What’s in a Name?
Truthfully I don’t think about this much, for myself. I forget, however, that for some it isn’t so simple, and therefore some don’t see mine as simplicity.
Nix, nickname for Nicole, not a scene name, but what my day to day friends mostly call me.
Nix Nepenthe, ok, well there we do have a pseudonym, chosen for fetish modeling and BDSM porn (when I get to do it, lol).
Frankly, it’s not too hard to find the given name for the pseudonym, and I could care less. Mostly I keep the two separate so my mother doesn’t unwittingly stumble over graphic images of her daughter being beaten, etc.
However, having told her I was attending Fetishcon, I’m kinda out of the closet anyway. I’d tell her whatever she wanted to know… we’ve simply mutually agreed there are things she doesn’t want to know.
I learned this lesson the hard way: in the military.
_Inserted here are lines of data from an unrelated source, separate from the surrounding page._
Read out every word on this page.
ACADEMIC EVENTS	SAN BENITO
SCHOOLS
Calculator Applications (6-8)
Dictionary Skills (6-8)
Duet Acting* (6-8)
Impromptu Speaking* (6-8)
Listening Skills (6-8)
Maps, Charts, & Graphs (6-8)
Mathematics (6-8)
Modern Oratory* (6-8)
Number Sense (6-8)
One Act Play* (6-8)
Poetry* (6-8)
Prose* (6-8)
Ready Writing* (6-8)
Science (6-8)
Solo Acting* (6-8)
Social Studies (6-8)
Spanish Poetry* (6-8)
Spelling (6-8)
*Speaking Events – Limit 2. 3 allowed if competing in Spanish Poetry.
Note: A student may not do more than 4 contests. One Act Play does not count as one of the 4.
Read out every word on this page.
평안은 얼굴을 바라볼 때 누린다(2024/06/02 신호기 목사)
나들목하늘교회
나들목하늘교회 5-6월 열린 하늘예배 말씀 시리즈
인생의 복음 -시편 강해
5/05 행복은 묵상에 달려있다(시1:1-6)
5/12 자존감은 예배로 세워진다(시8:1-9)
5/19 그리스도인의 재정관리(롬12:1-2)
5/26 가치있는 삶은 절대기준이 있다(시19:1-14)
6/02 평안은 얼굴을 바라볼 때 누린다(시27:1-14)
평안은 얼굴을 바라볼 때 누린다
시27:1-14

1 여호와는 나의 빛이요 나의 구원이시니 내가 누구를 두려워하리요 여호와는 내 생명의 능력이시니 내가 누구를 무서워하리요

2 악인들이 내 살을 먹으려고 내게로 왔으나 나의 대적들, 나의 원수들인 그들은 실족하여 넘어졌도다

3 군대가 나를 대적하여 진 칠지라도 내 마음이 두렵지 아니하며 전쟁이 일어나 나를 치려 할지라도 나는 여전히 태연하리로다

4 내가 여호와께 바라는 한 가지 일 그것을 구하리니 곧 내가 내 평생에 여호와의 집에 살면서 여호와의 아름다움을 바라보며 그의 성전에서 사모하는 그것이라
Naval Reserve, the fuckers.
Huge relationship backstory that I just cannot bother to go into… suffice to say I signed up for the Naval Reserve (fuckers) 8 years. I did my physical and took my tests, and got high rankings and was slated for crypto (yes, I am smart and I love puzzles) so off I went to boot camp. Some trauma occurred, partly because I was aware of what they were doing to manipulate us and partly due to dental surgery I needed at the time (KILL yourself before you let Naval dentists TOUCH you, let alone extract impacted wisdom teeth…)
Story as short as possible, they bounced my from Crypto A because I was a security risk (I’d had an abortion and not told my parents) **This is the kicker**
SO there I was, stuck in boot camp, and the only thing I could do was take a general training, and get in the top 5% of my class, giving me my pick of A schools. Well, I was second in my class (sleepwalking) and all it got me was the option to go to cook school (and I do some close to gourmet cooking on my own…) or go to my drilling point and ’strike’ for whatever.
I thought I’d get some training, learn something, get money for college… turned out it was all a frakkin lie. Crypto was NEVER an A school I could attend, despite my quals, as a reservist… they don’t waste that training. My recruiting officer failed to tell me that. Faced with ‘cafeteria cook’ and something worse I’ve blocked, I left without any ’skills’ except having survived boot camp.
Turned out to be the least of my worries: it’s virtually impossible to strike for a job as a reservist without attending an A school. And the ones I had access to after bootcamp…cook was the best.
Tried to strike for EE (electronics engineer) as I had a facility for it and it was my Dad’s first degree… guess how hard that is from a few books and a bunch of people who couldn’t care less? Guess, just for kicks.
Worst of it was that I had joined thinking I could use the GI bill to go to college. And I could have… except I couldn’t have majored in my love of acting. Another restriction the recruiter didn’t mention: the GI bill monies can only be used for something the military might find useful.
I was, sort of, lucky: I was released 3? Years early. I was accepted to a conservatory, and could not pursue my vocation and fulfill my obligation to the Navy at the time. I suppose their (the Navy’s) diagnosis of clinical depression didn’t hurt my cause any.
So, back to the abortion: no, I never told my parents. They seemed to feel that this was an indication I could be manipulated. Bull. When they asked about it I said I’d prefer to tell them myself, but if the Navy needed to do so, fine.
So, here we are today… I have kept my ‘legit’ name and my ‘fetish/porn’ name separate because my mom likes to google things. I’d tell her any and every thing…. I just don’t want her to stumble across a hardcore BDSM vid of me accidentally.
Still: Fuck You USN!!! Despite what you think, I am unbribable.
Why?
Because I refuse to carry shameful secrets.